We made it! Last Friday we have replaced the last two legacy components with their Zend Framework based counterpart: The gallery an the user registration. The whole site tilllate.com is now running on Trevi, our extension of Zend Framework. With a reach of 2.5 million unique clients a month, tilllate.com is one of the world’s biggest installation of Zend Framework.
Ciprian, Ivan, Jia-Yong, Kevin, Leo, Riv, Roger, Sanja, Thilo, Vanja, Vladimir and project manager Maarten have done a wonderful job reverse engineering the old, smelly spaghetti code and refactoring everything in a clean and solid MVC architecture: 115′480 Lines of code (Thanks StatSVN).
Custom DB layer
The first components of the refactored code have been released in December 2007. We observed the code to be much easier to maintain due to its good, DRY structure. We were really impressed by the flexibility and modular structure of the Zend Framwork. Some stuff does really look complicated in ZF (and sometimes it is), but through the
flexibility it was really easy to replace components we did not like (or which were too slow).

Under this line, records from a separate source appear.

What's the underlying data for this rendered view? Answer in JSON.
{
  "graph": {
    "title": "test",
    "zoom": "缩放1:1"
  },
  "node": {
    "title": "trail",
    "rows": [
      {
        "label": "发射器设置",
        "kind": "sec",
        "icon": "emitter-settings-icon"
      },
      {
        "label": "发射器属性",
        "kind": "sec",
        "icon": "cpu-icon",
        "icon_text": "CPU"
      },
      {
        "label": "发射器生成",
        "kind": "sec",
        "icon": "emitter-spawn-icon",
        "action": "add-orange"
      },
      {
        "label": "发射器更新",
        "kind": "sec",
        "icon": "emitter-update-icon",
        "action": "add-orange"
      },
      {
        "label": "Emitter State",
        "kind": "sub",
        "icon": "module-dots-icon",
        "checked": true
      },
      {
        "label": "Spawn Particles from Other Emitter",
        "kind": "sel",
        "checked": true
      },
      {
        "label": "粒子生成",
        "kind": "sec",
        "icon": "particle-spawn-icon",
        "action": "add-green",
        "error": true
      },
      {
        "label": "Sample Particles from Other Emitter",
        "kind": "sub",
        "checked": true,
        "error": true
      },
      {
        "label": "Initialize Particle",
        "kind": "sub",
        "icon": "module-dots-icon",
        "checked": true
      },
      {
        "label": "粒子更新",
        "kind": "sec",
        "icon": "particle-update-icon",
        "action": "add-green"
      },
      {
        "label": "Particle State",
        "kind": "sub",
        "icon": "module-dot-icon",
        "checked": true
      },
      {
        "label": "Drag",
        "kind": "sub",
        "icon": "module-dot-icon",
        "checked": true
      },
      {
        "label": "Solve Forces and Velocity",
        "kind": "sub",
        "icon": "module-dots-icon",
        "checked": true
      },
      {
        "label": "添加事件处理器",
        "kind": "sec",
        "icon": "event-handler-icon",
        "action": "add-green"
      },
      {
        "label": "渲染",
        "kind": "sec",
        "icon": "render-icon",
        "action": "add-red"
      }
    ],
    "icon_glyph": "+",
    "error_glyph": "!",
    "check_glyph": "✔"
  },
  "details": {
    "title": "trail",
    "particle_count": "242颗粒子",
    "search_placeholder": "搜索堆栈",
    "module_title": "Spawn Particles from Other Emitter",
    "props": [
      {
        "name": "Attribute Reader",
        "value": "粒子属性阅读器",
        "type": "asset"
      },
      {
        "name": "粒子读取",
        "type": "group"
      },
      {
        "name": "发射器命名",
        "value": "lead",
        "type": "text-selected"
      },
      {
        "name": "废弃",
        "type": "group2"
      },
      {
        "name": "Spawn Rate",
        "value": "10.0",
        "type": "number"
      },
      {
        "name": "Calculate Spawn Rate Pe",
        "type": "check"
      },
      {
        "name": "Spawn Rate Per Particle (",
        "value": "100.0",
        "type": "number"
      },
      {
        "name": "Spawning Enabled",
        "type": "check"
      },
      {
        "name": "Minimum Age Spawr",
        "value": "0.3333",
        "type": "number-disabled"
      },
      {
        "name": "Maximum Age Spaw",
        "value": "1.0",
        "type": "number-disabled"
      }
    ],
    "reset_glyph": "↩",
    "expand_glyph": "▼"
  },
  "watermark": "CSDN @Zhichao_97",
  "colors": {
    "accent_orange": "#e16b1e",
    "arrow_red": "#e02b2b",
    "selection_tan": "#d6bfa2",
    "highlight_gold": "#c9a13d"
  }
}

We used specially the Zend MVC components. For performance and flexibility reason we wrote our own very light weight database layer. For configuration we used plain php files and Zend_Config which we
extended only a little. We did use the Zend_Cache layer with memcached to cache our queries. For mailing we used eZ Mail.
Memoization for performance
Often it was very easy to hook components in or extend stuff in an easy, flexible and object-oriented manner. We extended some stuff in Zend_Router and Zend MVC to make it more suitable for our needs. After profiling we also extended some functions with Memoization which specially get
Zend_Date and Zend_Config a big performance boost. As the P in the LAMP stack scales pretty good, we did not a lot other performance optimization there. So far there was only one php function we did cache because of speed reason.
Software defects decreased partially due to consistent use of unit tests. We have a quick bug detection thanks to a consistent exception handling and a ActiveMQ based logging infrastructure. But
most of all, the code performs much better than the spaghetti version. This is due a systematic use of caching with memcache. The number of queries needed per page have been reduced by 80%.
Keeping up the quality
So far, I am very happy with the outcome. But some questions still remain: How much more productive is our development team now with this better quality code? How will the code look in five years from now? How can we avoid it to become smelly like the year 2000 dated spaghetti code?